Later: I realized that the innovations that inventors will tend to actually financially benefit from will come from wealthier inventors (and their proteges) going off the grid to research facilities where it will be much less likely that they can be spied upon in various ways. In this way inventors of almost anything can invent in relative peace to create the amazing innovations of the future while still garnering the fruits of their labor while still helping and mentoring future inventors to do the same for thousands of years to come. In this way the human race can continue to progress in completely unexpected  and ultimately creative ways. 

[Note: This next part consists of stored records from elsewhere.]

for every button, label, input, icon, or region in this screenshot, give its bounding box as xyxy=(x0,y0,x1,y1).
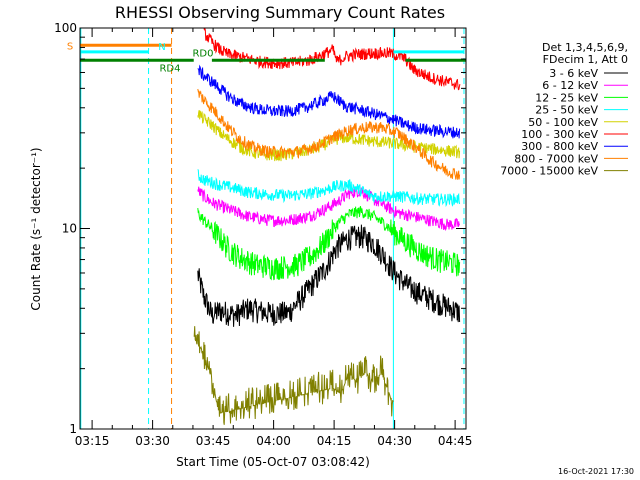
x-tick-label-3: 04:00 xyxy=(256,434,291,448)
series-line-6 xyxy=(197,64,461,139)
status-label-rd4: RD4 xyxy=(159,63,180,74)
legend-header-line-1: Det 1,3,4,5,6,9, xyxy=(542,41,628,54)
legend-label-6: 300 - 800 keV xyxy=(521,140,598,153)
legend-label-7: 800 - 7000 keV xyxy=(514,152,598,165)
legend-label-1: 6 - 12 keV xyxy=(542,79,598,92)
legend-label-0: 3 - 6 keV xyxy=(549,67,598,80)
x-tick-label-1: 03:30 xyxy=(135,434,170,448)
y-tick-label-1: 10 xyxy=(62,222,77,236)
x-axis-label: Start Time (05-Oct-07 03:08:42) xyxy=(176,455,370,469)
series-line-5 xyxy=(203,28,461,91)
series-line-8 xyxy=(193,326,394,425)
x-tick-label-5: 04:30 xyxy=(377,434,412,448)
series-line-2 xyxy=(197,205,461,281)
series-line-3 xyxy=(197,169,461,208)
legend-label-8: 7000 - 15000 keV xyxy=(500,165,598,178)
y-tick-label-0: 1 xyxy=(69,422,77,436)
status-label-rd0: RD0 xyxy=(192,48,213,59)
series-line-0 xyxy=(197,224,461,327)
x-tick-label-6: 04:45 xyxy=(438,434,473,448)
legend-header-line-2: FDecim 1, Att 0 xyxy=(543,53,628,66)
legend-label-5: 100 - 300 keV xyxy=(521,128,598,141)
legend-label-3: 25 - 50 keV xyxy=(535,104,598,117)
y-tick-label-2: 100 xyxy=(54,21,77,35)
chart-title: RHESSI Observing Summary Count Rates xyxy=(115,3,445,22)
legend-label-4: 50 - 100 keV xyxy=(528,116,598,129)
status-label-n: N xyxy=(158,42,165,53)
x-tick-label-2: 03:45 xyxy=(196,434,231,448)
plot-area xyxy=(80,28,466,429)
series-line-1 xyxy=(197,186,461,232)
x-tick-label-0: 03:15 xyxy=(75,434,110,448)
timestamp: 16-Oct-2021 17:30 xyxy=(558,467,634,476)
y-axis-label: Count Rate (s⁻¹ detector⁻¹) xyxy=(29,147,43,310)
x-tick-label-4: 04:15 xyxy=(317,434,352,448)
series-line-7 xyxy=(197,88,461,180)
status-label-s: S xyxy=(67,41,73,52)
legend-label-2: 12 - 25 keV xyxy=(535,91,598,104)
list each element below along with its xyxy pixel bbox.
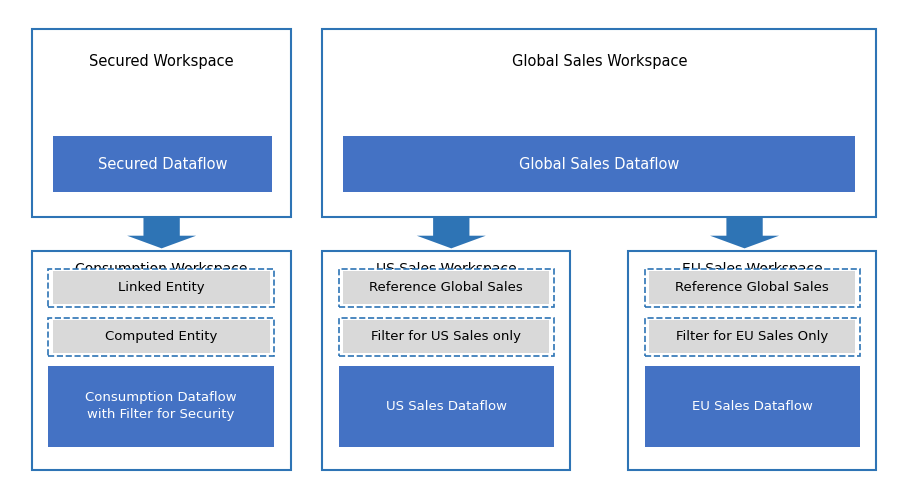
Polygon shape bbox=[710, 217, 779, 248]
Bar bbox=[645, 318, 860, 356]
Text: Secured Workspace: Secured Workspace bbox=[89, 54, 233, 69]
Text: US Sales Dataflow: US Sales Dataflow bbox=[386, 400, 507, 413]
Bar bbox=[339, 366, 554, 447]
Bar bbox=[32, 29, 291, 217]
Bar bbox=[645, 366, 860, 447]
Bar bbox=[48, 318, 274, 356]
Bar bbox=[339, 318, 554, 356]
Bar bbox=[53, 320, 270, 353]
Bar bbox=[48, 366, 274, 447]
Bar bbox=[649, 271, 855, 304]
Bar bbox=[53, 136, 272, 192]
Text: Reference Global Sales: Reference Global Sales bbox=[370, 281, 523, 294]
Bar bbox=[322, 29, 876, 217]
Text: EU Sales Workspace: EU Sales Workspace bbox=[682, 262, 823, 276]
Bar bbox=[48, 269, 274, 307]
Bar bbox=[343, 271, 549, 304]
Text: Linked Entity: Linked Entity bbox=[118, 281, 204, 294]
Text: Secured Dataflow: Secured Dataflow bbox=[98, 157, 227, 172]
Bar bbox=[322, 251, 570, 470]
Text: Global Sales Dataflow: Global Sales Dataflow bbox=[519, 157, 679, 172]
Text: US Sales Workspace: US Sales Workspace bbox=[376, 262, 517, 276]
Bar bbox=[32, 251, 291, 470]
Bar bbox=[649, 320, 855, 353]
Text: Consumption Dataflow
with Filter for Security: Consumption Dataflow with Filter for Sec… bbox=[85, 392, 237, 421]
Polygon shape bbox=[127, 217, 196, 248]
Text: EU Sales Dataflow: EU Sales Dataflow bbox=[692, 400, 813, 413]
Bar bbox=[645, 269, 860, 307]
Bar bbox=[343, 320, 549, 353]
Text: Consumption Workspace: Consumption Workspace bbox=[75, 262, 247, 276]
Bar bbox=[53, 271, 270, 304]
Text: Computed Entity: Computed Entity bbox=[105, 330, 217, 343]
Bar bbox=[339, 269, 554, 307]
Text: Reference Global Sales: Reference Global Sales bbox=[676, 281, 829, 294]
Text: Global Sales Workspace: Global Sales Workspace bbox=[511, 54, 687, 69]
Polygon shape bbox=[417, 217, 486, 248]
Bar bbox=[628, 251, 876, 470]
Text: Filter for US Sales only: Filter for US Sales only bbox=[371, 330, 521, 343]
Bar bbox=[343, 136, 855, 192]
Text: Filter for EU Sales Only: Filter for EU Sales Only bbox=[676, 330, 828, 343]
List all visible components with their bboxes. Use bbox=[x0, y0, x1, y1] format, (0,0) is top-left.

Also, I wrote something called 2035 

which is about someone sort of like a Thomas Edison or Nicola Tesla kind of inventor who is born in 2000 and who invents a "Sentient" Artificial intelligence that eventually becomes "Purple Delta 7, 
a completely sentient self Evolving Robot. And Silver does this by finding a way to electronically "clone" his own brain into the mind of a robot intelligence. Then since Purple has an identity she also self evolves like humans do through inventions and relationships and ideas. And since she can change out her own parts as she invents new ones there is no need for her to ever die. So, when she comes back to Silver she sees him as God or Jesus and worships him as her creator and eventually even has a child by him when he is about 70 and she 5 million years old in real time. She is also a time traveler.